NAZMİ CAN ARSLAN - CEREN DUMAN / İZ GAZETE – TTB’nin devletin en üst kademesinden hedef gösterilerek sosyal medya üzerinden linç kampanyasına maruz kaldığını söyleyen TMMOB İzmir İl Koordinasyon Kurulu Dönem Sekreteri Melih Yalçın, “İki tane konunun önemle üzerinde durmak gerekiyor. Bir tanesi, bu süre içerisinde hedef gösterilen kurumlar öncelikle devletin çeşitli alt kademelerinden uyarı mesajıyla harekete geçildi ve sonra en üst kurumdan gelen uyarıyla savcılıkta soruşturma açılıyor. İkinci konu da türk tabipler birliği gibi Türkiye çapında Türk hekimlerinin temsil edildiği bir kurumda merkez konsey üyeleri sabah erken saatlerde, evleri basılarak gözaltına alınıyor. Hâlbuki bu arkadaşlarımızın hepsinin çalıştıkları yer de bellidir. Bir terörist muamelesi bir terör seviciliği bir terör destekçiliği muamelesi özellikle basına göstere göstere yapılıyor” dedi.

‘SIRADAKİ HEDEF TMMOB’

TTB’ye yapılan göz altılara yönelik eleştirilerine devam eden Melih Yalçın, “Sözünü ettiğimiz hedef gösterilme sistematiği içerisinde yakındaki hedefin kimler olacağını yakında basından izleyeceğiz ama bundan sonraki hedefin TMMOB olduğu belli. Bugün, TTB’nin yanındayız. TTB yalnız değildir. Bundan sonraki süreçte de yapmamız gereken şey yan yana durup bu gittikçe daralan çemberin faşist baskının bertaraf edilmesi konusunda bir şeyler yapmamız bir çaba harcamamız gerekiyor” açıklamalarında bulundu.

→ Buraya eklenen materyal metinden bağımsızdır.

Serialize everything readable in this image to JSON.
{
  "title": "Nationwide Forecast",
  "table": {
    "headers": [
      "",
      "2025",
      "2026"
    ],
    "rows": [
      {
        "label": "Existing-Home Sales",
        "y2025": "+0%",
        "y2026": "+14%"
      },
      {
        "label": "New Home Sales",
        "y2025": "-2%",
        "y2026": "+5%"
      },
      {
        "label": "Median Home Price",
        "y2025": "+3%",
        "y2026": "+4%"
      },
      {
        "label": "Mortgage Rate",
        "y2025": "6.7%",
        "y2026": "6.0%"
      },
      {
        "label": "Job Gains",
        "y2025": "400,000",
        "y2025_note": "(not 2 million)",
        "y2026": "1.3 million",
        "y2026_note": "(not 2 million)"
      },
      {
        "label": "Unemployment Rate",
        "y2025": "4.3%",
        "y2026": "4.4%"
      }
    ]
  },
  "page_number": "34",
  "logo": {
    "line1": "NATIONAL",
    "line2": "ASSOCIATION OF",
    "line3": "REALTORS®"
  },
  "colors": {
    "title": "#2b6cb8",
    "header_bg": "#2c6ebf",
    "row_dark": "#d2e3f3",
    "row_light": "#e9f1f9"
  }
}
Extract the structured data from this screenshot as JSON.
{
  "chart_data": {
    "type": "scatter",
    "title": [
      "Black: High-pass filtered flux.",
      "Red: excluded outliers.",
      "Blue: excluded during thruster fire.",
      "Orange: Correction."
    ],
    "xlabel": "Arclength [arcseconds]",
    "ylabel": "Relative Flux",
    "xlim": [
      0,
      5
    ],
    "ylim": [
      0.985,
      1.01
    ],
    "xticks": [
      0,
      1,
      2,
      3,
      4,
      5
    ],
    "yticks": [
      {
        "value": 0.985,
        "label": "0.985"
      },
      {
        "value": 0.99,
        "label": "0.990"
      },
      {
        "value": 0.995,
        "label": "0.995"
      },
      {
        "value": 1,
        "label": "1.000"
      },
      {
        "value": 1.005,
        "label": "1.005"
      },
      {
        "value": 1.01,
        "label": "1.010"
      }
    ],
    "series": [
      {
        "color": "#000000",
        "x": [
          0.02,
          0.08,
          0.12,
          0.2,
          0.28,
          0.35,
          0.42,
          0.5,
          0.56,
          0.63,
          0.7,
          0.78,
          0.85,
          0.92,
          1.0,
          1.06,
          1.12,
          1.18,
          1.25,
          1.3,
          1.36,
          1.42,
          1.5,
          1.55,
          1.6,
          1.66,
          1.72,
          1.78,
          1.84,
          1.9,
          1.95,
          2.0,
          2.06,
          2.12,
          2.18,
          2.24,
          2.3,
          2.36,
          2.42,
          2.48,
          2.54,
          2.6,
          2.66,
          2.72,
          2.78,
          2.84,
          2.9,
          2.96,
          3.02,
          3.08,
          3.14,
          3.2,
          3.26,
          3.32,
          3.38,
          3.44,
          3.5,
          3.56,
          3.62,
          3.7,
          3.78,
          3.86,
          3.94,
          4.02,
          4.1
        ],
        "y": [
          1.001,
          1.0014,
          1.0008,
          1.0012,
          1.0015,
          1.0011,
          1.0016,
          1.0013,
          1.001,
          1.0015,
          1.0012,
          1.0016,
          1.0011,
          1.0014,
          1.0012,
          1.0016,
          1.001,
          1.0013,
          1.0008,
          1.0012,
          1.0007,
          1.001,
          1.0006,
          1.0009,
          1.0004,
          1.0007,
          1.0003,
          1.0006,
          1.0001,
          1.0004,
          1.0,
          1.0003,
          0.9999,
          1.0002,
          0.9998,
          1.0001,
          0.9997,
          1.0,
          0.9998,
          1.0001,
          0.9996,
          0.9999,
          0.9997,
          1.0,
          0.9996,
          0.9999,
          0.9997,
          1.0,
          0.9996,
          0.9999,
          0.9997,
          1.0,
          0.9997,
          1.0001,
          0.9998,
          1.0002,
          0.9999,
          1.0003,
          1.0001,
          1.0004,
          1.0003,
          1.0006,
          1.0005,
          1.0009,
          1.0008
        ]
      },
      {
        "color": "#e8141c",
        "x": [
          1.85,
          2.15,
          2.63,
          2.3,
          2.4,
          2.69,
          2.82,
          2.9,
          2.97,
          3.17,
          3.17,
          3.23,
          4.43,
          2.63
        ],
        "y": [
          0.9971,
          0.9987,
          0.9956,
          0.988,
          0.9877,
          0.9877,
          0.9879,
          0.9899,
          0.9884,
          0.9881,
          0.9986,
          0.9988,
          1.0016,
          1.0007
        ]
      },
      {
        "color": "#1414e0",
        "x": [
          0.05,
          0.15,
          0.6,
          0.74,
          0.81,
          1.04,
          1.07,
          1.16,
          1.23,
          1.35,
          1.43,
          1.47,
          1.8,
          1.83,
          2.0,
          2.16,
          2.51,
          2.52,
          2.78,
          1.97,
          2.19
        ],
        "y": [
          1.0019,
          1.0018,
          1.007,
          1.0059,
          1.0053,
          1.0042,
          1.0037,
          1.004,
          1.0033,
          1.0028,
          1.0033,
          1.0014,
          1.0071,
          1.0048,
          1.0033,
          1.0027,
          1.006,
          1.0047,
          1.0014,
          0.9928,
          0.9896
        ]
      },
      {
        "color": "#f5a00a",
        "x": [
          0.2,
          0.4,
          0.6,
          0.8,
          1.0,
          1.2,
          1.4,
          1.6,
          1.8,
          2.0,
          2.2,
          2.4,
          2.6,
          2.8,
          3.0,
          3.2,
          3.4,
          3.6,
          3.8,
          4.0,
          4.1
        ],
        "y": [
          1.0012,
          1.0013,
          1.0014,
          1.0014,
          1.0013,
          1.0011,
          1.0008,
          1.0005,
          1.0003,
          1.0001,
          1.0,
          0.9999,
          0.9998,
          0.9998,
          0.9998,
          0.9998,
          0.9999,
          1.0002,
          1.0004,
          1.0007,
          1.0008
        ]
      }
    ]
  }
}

‘TTB DÜNYANIN HER YERİNDE SAVAŞA KARŞI ÇIKMIŞ BİR KURUMDUR’

Türkiye’de 150 bin üyesi bulunan ve 623 sayılı kanunla kurulan TTB’nin 11 üyesinin teröre destek verme iddiaları ile sabaha karşı gözaltına alındığına dikkat çeken Sağlık ve Sosyal Hizmet Emekçileri Sendikası İzmir Eş Şube Başkanı ve TTB merkez konseyi eski üyesi Fatih Sürenkök ise “Türk Tabipler Birliği sadece bugün değil her zaman idama ve teröre de karşı çıkmıştır. Bugün TTB, gerek yurtta gerekse çevre coğrafyalarında gerekse dünyanın da her yerinde savaşa karşı çıkmış bir kurumdur ve bu görevi edinmiştir. TTB Merkez Yürütme Konseyi 24 Ocak Çarşamba günü ‘Biz hekimler uyarıyoruz. Savaş bir hak sağlığı sorunudur…’ şeklinde bir açıklama yaptık.  Bunu okuduğumuz zaman, terör acaba bunun neresinde ve hangi alt akılla terörü destekledi ve teröre destek verdi diye düşünsek de bulamayacağız” diye konuştu.

SÜRENKÖK: ‘TTB’NİN SAVUNDUĞU DEĞERLERİ AYNEN SAVUNUYORUM’

Fatih Sürenkök, sosyal medya üzerinden yapılan linç kampanyalarına ilişkin ise “Ciddi bir şekilde sosyal medya üzerinden bir karşı kampanya açıldı ve bu kampanyaya maalesef ki devletin üst düzey yöneticileri de dâhil oldular ve arkasından soruşturma açılması gerekliliği söylenir haline geldi. Buna kimi tabip odaları kimi hekimlik ile alakası olduğu adı altında yer alan bazı dernekler de dâhil oldular. TTB hakkında soruşturma açılmasını ve yöneticilerin görevden alınmasına dair kampanya hakkında hızla çoğaltıldı. Evrensel hekimlik değerlerini savunan ve hipokrat yemini etmiş bir hekim gibi TTB Merkez Yürütme Konseyi de kişisel ve kurumsal olarak görevlerini yerine getirmişlerdir. Hekimlik değerleri bunun tersini suç sayar. Eğer TTB merkez konseyi bunun tersinde bir işlem yapmış olsaydı yüksek bir kurul tarafından yargılanırdı. TTB’nin savunduğu değerleri aynen savunuyorum ve onlara yapılan bu hukuk dışı uygulamaları kınıyorum” diyerek konuşmasını tamamladı.